RUMOR HAS IT

4 1 0
                                    

Mattea berada di kamar Bhrian, memperhatikan Bhrian yang sedang mengutak-atik foto-foto liburan di Bali-nya di komputer. Kebanyakan foto Keira tentu saja. Keira di pantai, Keira sedang ditattoo, Keira sedang dikepang, Keira di bawah pancuran air (damn, she's sexy), Keira di Kuta Square, Keira di balkon hotel, Keira...Keira...Keira. Bah!

"Nggak ada obyek lain apa buat loe foto?" tanya Mattea sebal. Pertanyaan retoris sebetulnya. Nggak perlu dijawab. "Loe sekamar sama Keira di Bali?"

Bhrian hanya tertawa. "You know me better-lah, Matt."

"Yah, loe - Keira, berduaan doang, di Bali pula, anything could happen kan." Mattea masih menyelidik.

Dalam hati Bhrian mengakui, kalau malam itu, ketika ia dan Keira mengobrol di balkon kamarnya, ia nggak berusaha setengah mati untuk menahan hasratnya merengkuh Keira ke dalam pelukannya, menciuminya, atau bahkan lebih dari itu, pasti saat ini ia nggak akan bisa sambil tertawa menjawab pertanyaan penuh keingintahuan Mattea.

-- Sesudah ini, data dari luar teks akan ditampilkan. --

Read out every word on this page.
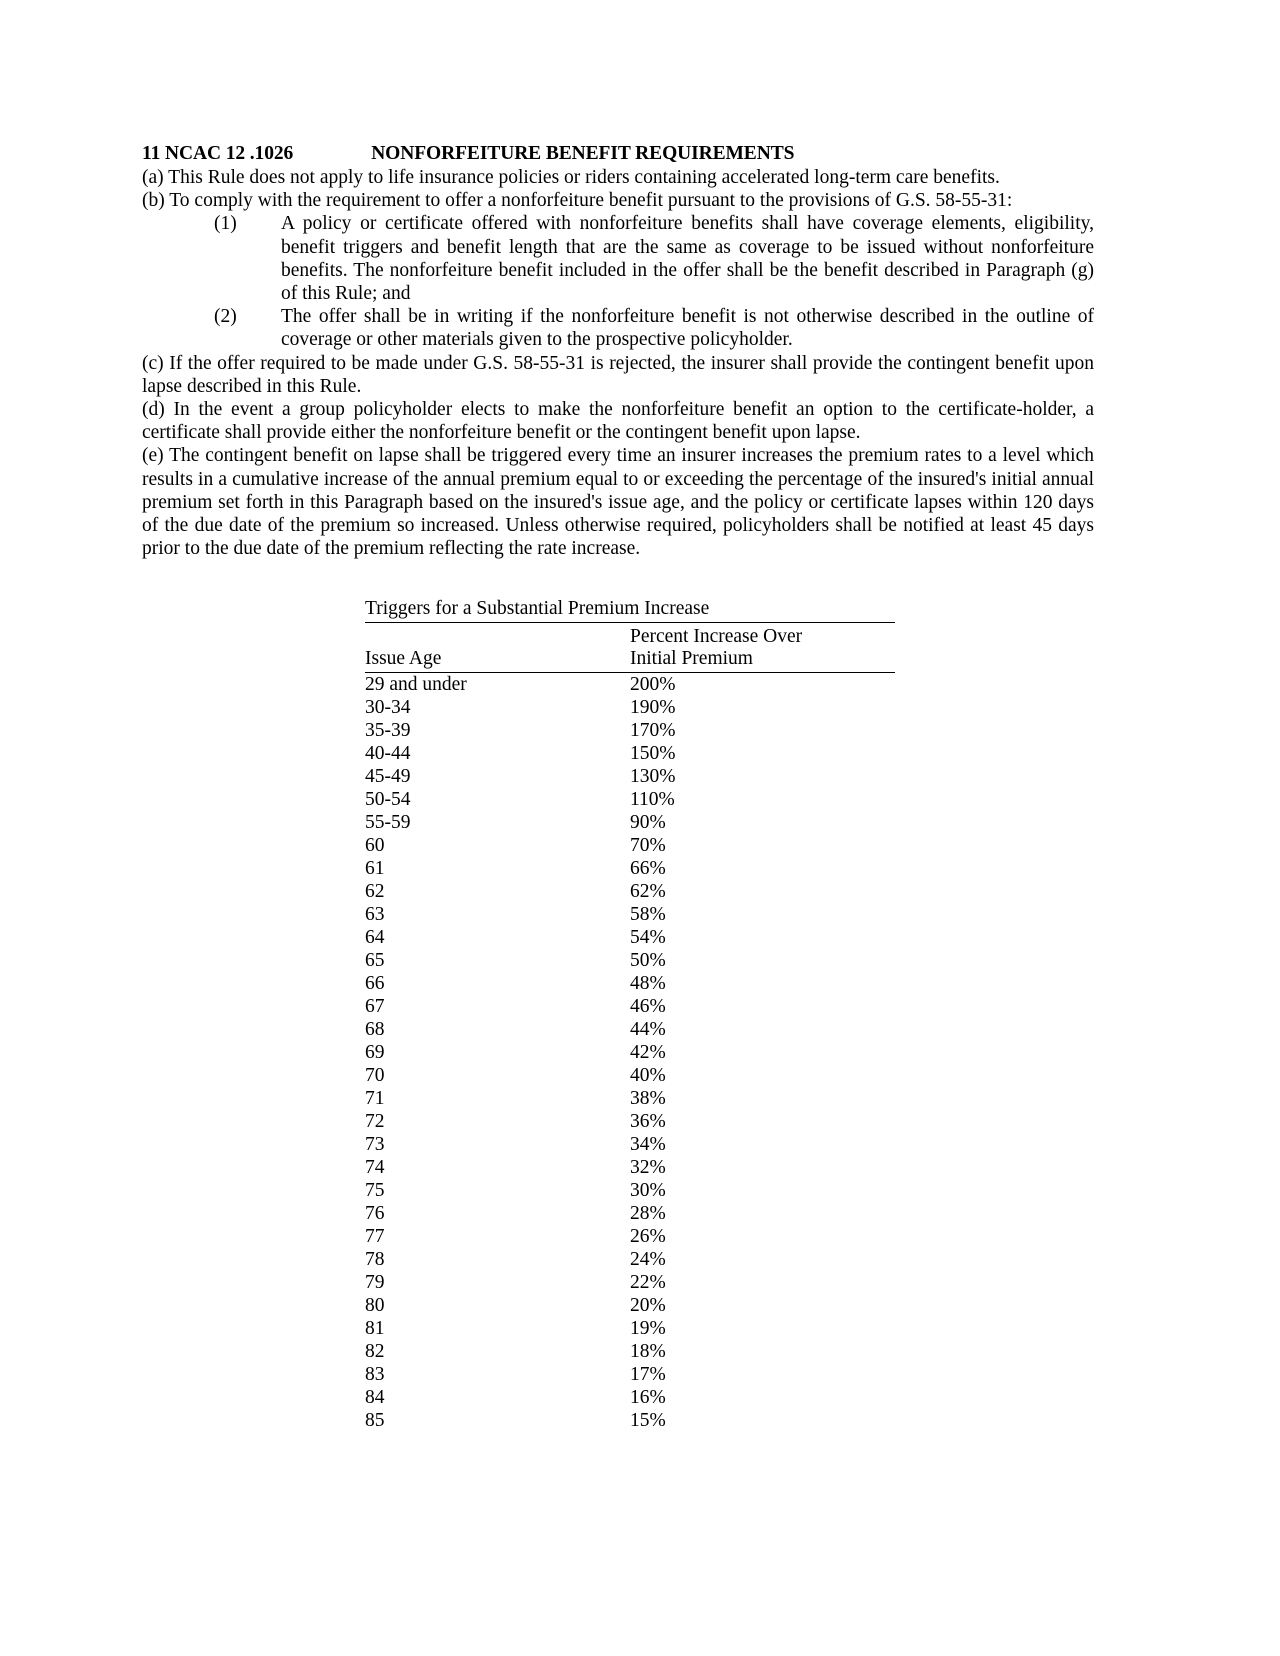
11 NCAC 12 .1026			NONFORFEITURE BENEFIT REQUIREMENTS

(a) This Rule does not apply to life insurance policies or riders containing accelerated long-term care benefits.

(b) To comply with the requirement to offer a nonforfeiture benefit pursuant to the provisions of G.S. 58-55-31:

(1)	A policy or certificate offered with nonforfeiture benefits shall have coverage elements, eligibility, benefit triggers and benefit length that are the same as coverage to be issued without nonforfeiture benefits. The nonforfeiture benefit included in the offer shall be the benefit described in Paragraph (g) of this Rule; and
(2)	The offer shall be in writing if the nonforfeiture benefit is not otherwise described in the outline of coverage or other materials given to the prospective policyholder.

(c) If the offer required to be made under G.S. 58-55-31 is rejected, the insurer shall provide the contingent benefit upon lapse described in this Rule.

(d) In the event a group policyholder elects to make the nonforfeiture benefit an option to the certificate-holder, a certificate shall provide either the nonforfeiture benefit or the contingent benefit upon lapse.

(e) The contingent benefit on lapse shall be triggered every time an insurer increases the premium rates to a level which results in a cumulative increase of the annual premium equal to or exceeding the percentage of the insured's initial annual premium set forth in this Paragraph based on the insured's issue age, and the policy or certificate lapses within 120 days of the due date of the premium so increased. Unless otherwise required, policyholders shall be notified at least 45 days prior to the due date of the premium reflecting the rate increase.

Triggers for a Substantial Premium Increase	
	Percent Increase Over
Issue Age	Initial Premium
29 and under	200%
30-34	190%
35-39	170%
40-44	150%
45-49	130%
50-54	110%
55-59	90%
60	70%
61	66%
62	62%
63	58%
64	54%
65	50%
66	48%
67	46%
68	44%
69	42%
70	40%
71	38%
72	36%
73	34%
74	32%
75	30%
76	28%
77	26%
78	24%
79	22%
80	20%
81	19%
82	18%
83	17%
84	16%
85	15%
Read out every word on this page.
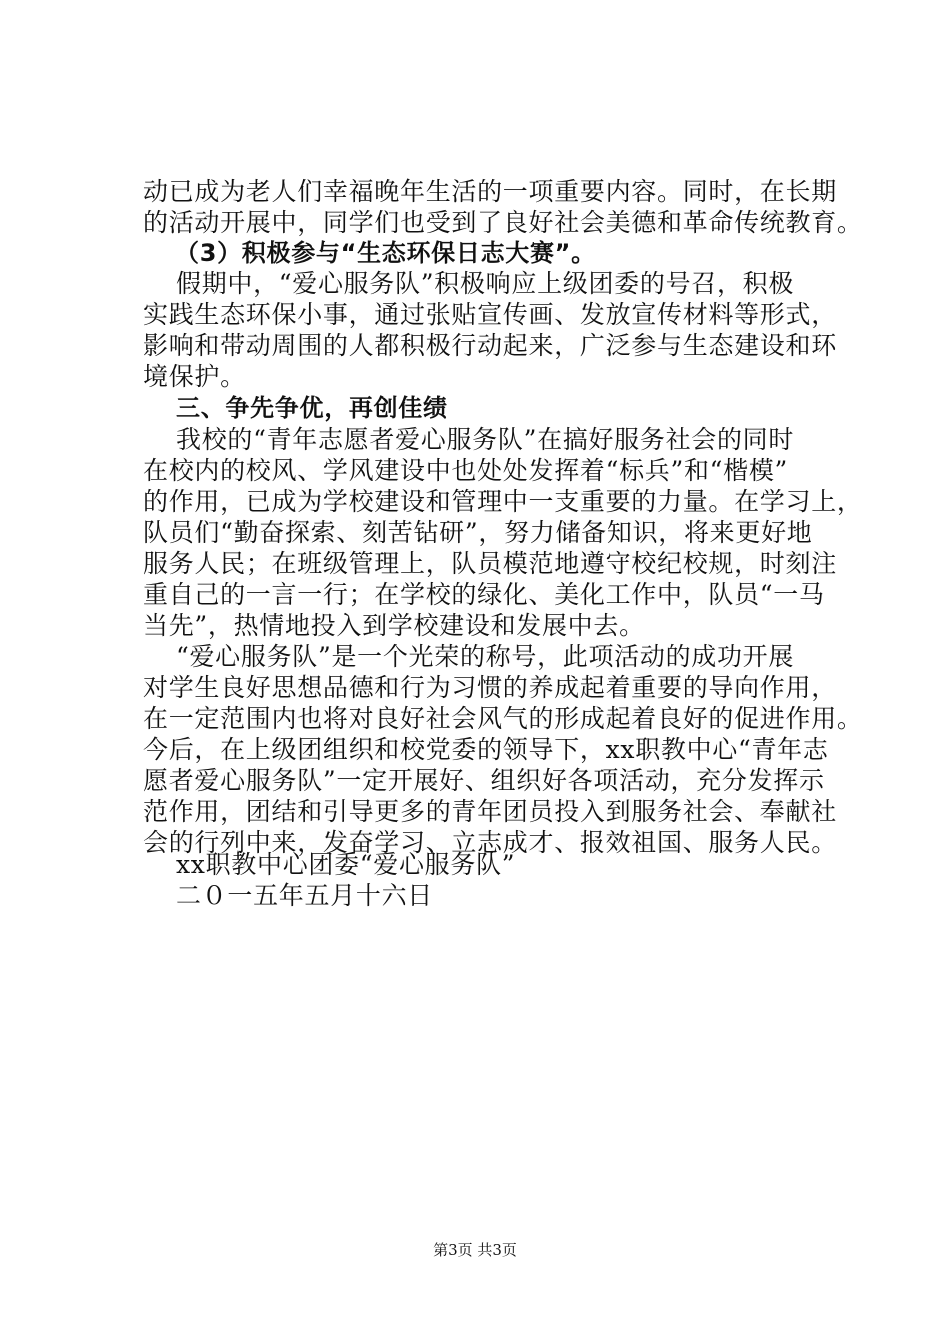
动已成为老人们幸福晚年生活的一项重要内容。同时，在长期
的活动开展中，同学们也受到了良好社会美德和革命传统教育。
（3）积极参与“生态环保日志大赛”。
假期中，“爱心服务队”积极响应上级团委的号召，积极
实践生态环保小事，通过张贴宣传画、发放宣传材料等形式，
影响和带动周围的人都积极行动起来，广泛参与生态建设和环
境保护。
三、争先争优，再创佳绩
我校的“青年志愿者爱心服务队”在搞好服务社会的同时
在校内的校风、学风建设中也处处发挥着“标兵”和“楷模”
的作用，已成为学校建设和管理中一支重要的力量。在学习上，
队员们“勤奋探索、刻苦钻研”，努力储备知识，将来更好地
服务人民；在班级管理上，队员模范地遵守校纪校规，时刻注
重自己的一言一行；在学校的绿化、美化工作中，队员“一马
当先”，热情地投入到学校建设和发展中去。
“爱心服务队”是一个光荣的称号，此项活动的成功开展
对学生良好思想品德和行为习惯的养成起着重要的导向作用，
在一定范围内也将对良好社会风气的形成起着良好的促进作用。
今后，在上级团组织和校党委的领导下，xx职教中心“青年志
愿者爱心服务队”一定开展好、组织好各项活动，充分发挥示
范作用，团结和引导更多的青年团员投入到服务社会、奉献社
会的行列中来，发奋学习、立志成才、报效祖国、服务人民。
xx职教中心团委“爱心服务队”
二０一五年五月十六日
第3页 共3页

"Come on, Matt, you know me so well."

"Emang Keira nggak nawarin buat sekamar aja?" Mattea masih ingin tahu.

Bhrian mengingat-ingat. "Nggak sih...ih, loe kayak wartawan gosip deh." Bhrian mengacak rambut Mattea.

"Did you kiss her?" desak Mattea penasaran.

"Matt! Nggak sopan nanya-nanya kencan orang." Canda Bhrian.

Kencan? Jadi Bhrian menganggap liburannya dengan Keira kemarin sebagai kencan?

"Did you?"

"Nyaris. Puas???" Bhrian jengah, Mattea tersentak.

"Do you feel butterfly in your stomach everytime you're around her?" Nekat Mattea mencecar Bhrian dengan berbagai pertanyaan.

"Matt! Loe kenapa sih?"

"Aduh, jawab aja deh. Loe biasanya juga curhat ke gue."

Bhrian menatap Mattea, berpikir sebentar. "Hhmm...gitu deh..." Nggak sepenuhnya jujur.

"Do you love her?" Mattea menahan napas menunggu jawaban Bhrian.

Bhrian tertawa, tapi karena ekspresi wajah Mattea begitu serius, dijawabnya juga pertanyaan Mattea. "Love is a strong word, Matt, you know that. Gue cuma ngerasa ada chemistry yang kuat antara gue sama Keira aja."

"Gitu ya?" Mattea tertunduk nggak bersemangat.

"Cuma gue nggak tahu apa...ada sesuatu tentang Rara yang bikin gue sama dia kayak masih ada jarak," sambung Bhrian.

"Oh...really?" Mau gue cari tahu apa? lanjut Mattea dalam hati, cuma dalam hati.

"Eh, astaga, gue kan belum ngasih oleh-oleh buat loe." Bhrian teringat kalung yang ia beli untuk Mattea, sekaligus ingin mengalihkan cecaran pertanyaan Mattea tentang perasaannya pada Keira.

"Close your eyes..." pinta Bhrian pada Mattea.

"Apaan sih loe." Mattea salah tingkah.

"Just close your eyes." Bhrian memaksa. "Kalau nggak, gue nggak mau kasih oleh-olehnya."

Mattea akhirnya menutup mata. la berharap Bhrian nggak mendengar debar jantungnya saat itu, apalagi saat dirasakannya tubuh Bhrian mendekat dan wajahnya menyentuh wajah Mattea. Mattea bahkan bisa mendengar bunyi napas Bhrian.

"Nah, sekarang buka mata loe."

Mattea membuka matanya, melihat Bhrian dengan tatapan bertanya, tapi kemudian ia merasa ada sesuatu di lehernya. Mattea menunduk dan melihat kalung perak berliontin mutiara mungil berbentuk seperti tetesan air yang dipakaikan Bhrian padanya. Beberapa saat Mattea nggak bereaksi.